"Show me the rest."
Three simple words that could change both our lives forever. Once he shows me his true form, there will be no more hiding, no more pretending he's anything close to human. He'll either accept me completely or flee in terror, and I'm not sure I could survive the latter.
"If I do, there's no going back. No pretending this conversation never happened. No returning to your simple life of salvage diving and avoiding Coast Guard patrols."
"Maybe I don't want that life anymore."
The admission hits me like a physical force. I've spent twenty years defining myself by my independence, my ability to survive alone in dangerous waters. Now I'm offering to leave all that behind for a creature I've known for less than a day. The magnitude of my courage humbles me.
"You're not thinking clearly," he says, though even as the words leave him, I know they're wrong. "You've been through trauma. Near-drowning affects judgment in ways—"
"Don't." Anger flashes through me, hot and clarifying. "Don't you dare patronize me. I'm not some hysterical woman whose judgment can't be trusted. I'm a professional diver with twenty years of experience, and I know exactly what I'm saying."
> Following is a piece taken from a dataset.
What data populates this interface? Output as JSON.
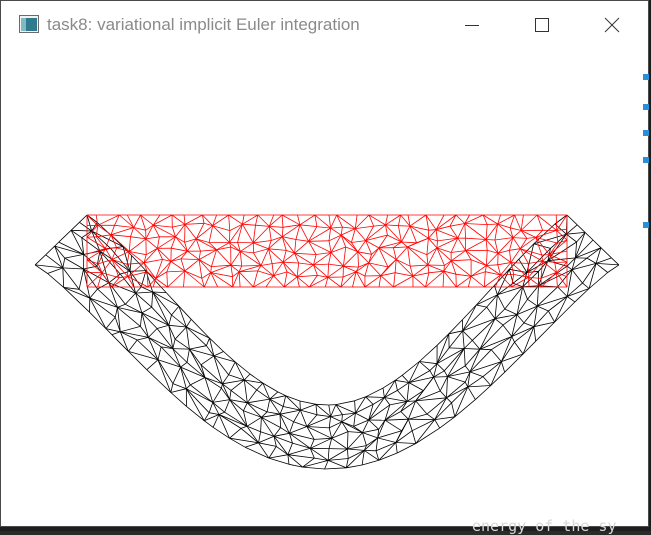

His eyes widen slightly at my outburst, but I see respect mixing with the surprise.
"I want to see you," I continue, my voice steady and sure. "All of you. Whatever you really are."
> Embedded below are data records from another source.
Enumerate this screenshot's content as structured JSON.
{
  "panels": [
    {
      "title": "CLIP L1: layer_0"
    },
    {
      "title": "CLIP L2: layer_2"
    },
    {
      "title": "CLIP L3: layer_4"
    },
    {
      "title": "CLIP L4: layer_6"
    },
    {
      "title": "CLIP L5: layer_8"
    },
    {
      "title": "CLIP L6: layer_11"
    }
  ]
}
"Even if it frightens you?"
"Especially if it frightens me."
He floats in the warm water, studying my face, memorizing every detail before he potentially destroys the connection we've built. But I can see the determination in his eyes, the same courage that drives me to dive alone in restricted waters and defy authority when it suits my purposes.
"Stay on the boat," he tells me. "And remember... you asked for this." He swims backward, putting distance between us, then allows himself to sink beneath the surface.
Cyreus
SEVEN
In the depths, I stop fighting the transformation I've been suppressing all day. The human form I've worn like an uncomfortable costume begins to dissolve, replaced by my true shape.
The change is both relief and agony. Relief to stop pretending, to let my body assume its natural configuration. Agony because with each shift of flesh and bone, I move further from any possibility of passing as human.
My torso elongates, muscle and sinew flowing into new configurations. Appendages emerge from my core—dozens of them in varying sizes, each one as responsive as a hand, as sensitive as fingertips. My skin deepens to its natural dark red, burgundy undertones rippling with each movement.
This is what I am. What I've always been beneath the careful illusion of humanity.
I rise slowly, giving her time to process what she's seeing. When I break the surface, I keep my distance, ready to flee if her expression changes from wonder to horror.
But when our eyes meet, what I see in her face stops my hearts entirely.
"You're beautiful," she whispers.
Beautiful. In nearly a century on this world, no human has ever used that word to describe my true form. They've screamed, fled, convinced themselves they imagined what they saw. But she sits on her platform, leaning forward with fascination rather than fear, and calls me beautiful.
"You're not afraid," I manage to say.
"Should I be?"
"Most humans would be terrified. Your species has evolutionary fears of creatures like me."
She slides down to sit on the platform's edge, letting her legs dangle in the water. A simple gesture of trust.
"Maybe," she says. "But I've been dreaming about you for a month. This isn't exactly a surprise."
One of my smaller tentacles drifts toward her without conscious direction, hovering just beneath the surface. An invitation. A test. A plea.
"The dreams were real," she says, and it's not a question.